Tempo di lettura: 2 minuti

WASHINGTON – Nessuna possibilità di trapianto per chi si è fatto una canna. Niente da fare persino per chi ha utilizzato marijuana su prescrizione medica. E’ la durissima realtà con cui si devono confrontare i malati in alcuni ospedali degli Usa. Ma gli antiproibizionisti protestano.

L’organismo nazionale che gestisce le procedure di donazione, lo United Network for Organ Sharing, lascia decidere ai singoli istituti i criteri per inserire i pazienti nelle liste di attesa. In diversi casi, l’uso di marijuana è considerato sufficiente per l’esclusione. Gli organi disponibili sono pochi – è il ragionamento alla base della scelta – e non si possono assegnare a persone che hanno dimostrato una propensione a drogarsi. "Il rischio – dice Jorge Reyes, chirurgo specializzato in trapianti di fegato – è che i pazienti che l’hanno usata una volta non siano più in grado di smettere".

Non si tratta solamente di un problema di tipo morale. Farsi una canna dopo un trapianto può essere piuttosto pericoloso: i medicinali che i pazienti assumono per evitare il rigetto aumentano le probabilità di contrarre l’aspergillosi, una malattia che spesso risulta fatale e che è causata da una muffa che si può trovare nella marijuana e nel tabacco.

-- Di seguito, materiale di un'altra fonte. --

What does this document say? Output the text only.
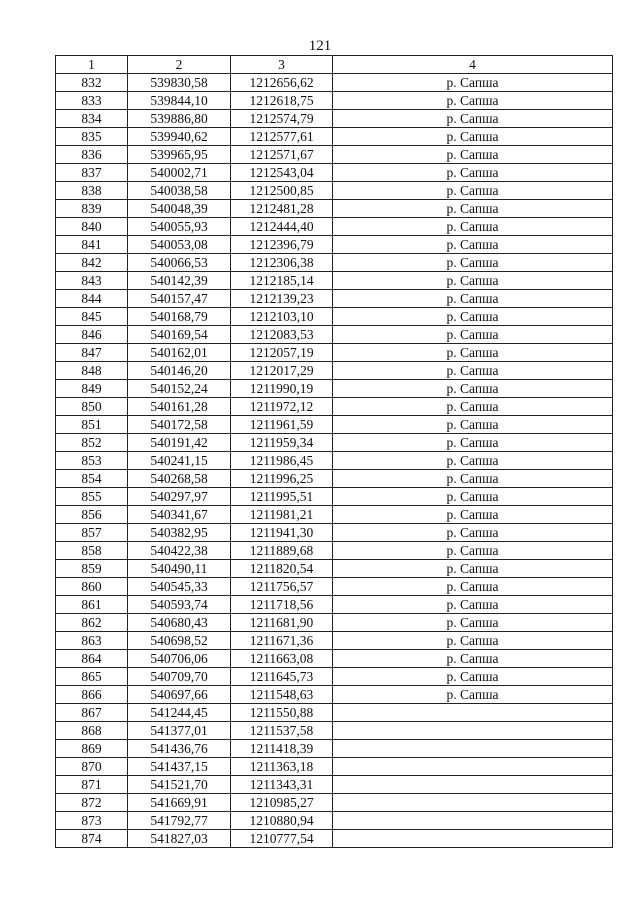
121
1	2	3	4
832	539830,58	1212656,62	р. Сапша
833	539844,10	1212618,75	р. Сапша
834	539886,80	1212574,79	р. Сапша
835	539940,62	1212577,61	р. Сапша
836	539965,95	1212571,67	р. Сапша
837	540002,71	1212543,04	р. Сапша
838	540038,58	1212500,85	р. Сапша
839	540048,39	1212481,28	р. Сапша
840	540055,93	1212444,40	р. Сапша
841	540053,08	1212396,79	р. Сапша
842	540066,53	1212306,38	р. Сапша
843	540142,39	1212185,14	р. Сапша
844	540157,47	1212139,23	р. Сапша
845	540168,79	1212103,10	р. Сапша
846	540169,54	1212083,53	р. Сапша
847	540162,01	1212057,19	р. Сапша
848	540146,20	1212017,29	р. Сапша
849	540152,24	1211990,19	р. Сапша
850	540161,28	1211972,12	р. Сапша
851	540172,58	1211961,59	р. Сапша
852	540191,42	1211959,34	р. Сапша
853	540241,15	1211986,45	р. Сапша
854	540268,58	1211996,25	р. Сапша
855	540297,97	1211995,51	р. Сапша
856	540341,67	1211981,21	р. Сапша
857	540382,95	1211941,30	р. Сапша
858	540422,38	1211889,68	р. Сапша
859	540490,11	1211820,54	р. Сапша
860	540545,33	1211756,57	р. Сапша
861	540593,74	1211718,56	р. Сапша
862	540680,43	1211681,90	р. Сапша
863	540698,52	1211671,36	р. Сапша
864	540706,06	1211663,08	р. Сапша
865	540709,70	1211645,73	р. Сапша
866	540697,66	1211548,63	р. Сапша
867	541244,45	1211550,88	
868	541377,01	1211537,58	
869	541436,76	1211418,39	
870	541437,15	1211363,18	
871	541521,70	1211343,31	
872	541669,91	1210985,27	
873	541792,77	1210880,94	
874	541827,03	1210777,54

Ancora più controversa è però l’esclusione di coloro che hanno assunto cannabinoidi per fini terapeutici e su prescrizione medica. In una dozzina di Stati americani, infatti, i dottori la possono prescrivere, ad esempio come antidolorifico. E molti di loro spesso non sanno che questo potrebbe creare ostacoli in vista di un trapianto.

I malati che devono confrontarsi con questa drammatica realtà non sono pochi. L’Associated Press racconta ad esempio la storia di Timothy Garon, 56 anni, in fin di vita a causa dell’epatite C. Avrebbe bisogno di un nuovo fegato, ma l’ospedale universitario di Seattle lo ha escluso dalla lista perché, seguendo le prescrizioni del suo medico, aveva fatto uso di marijuana.

Secondo chi si batte per la liberalizzazione dell’uso della cannabis, questi criteri hanno già causato la morte di almeno due persone, in Oregon e in California, a partire dalla metà degli anni ’90, e cioè da quando è iniziato l’uso dei cannabinoidi a fini medici. Non esistono, tuttavia, statistiche ufficiali su quanti siano i casi di questo genere.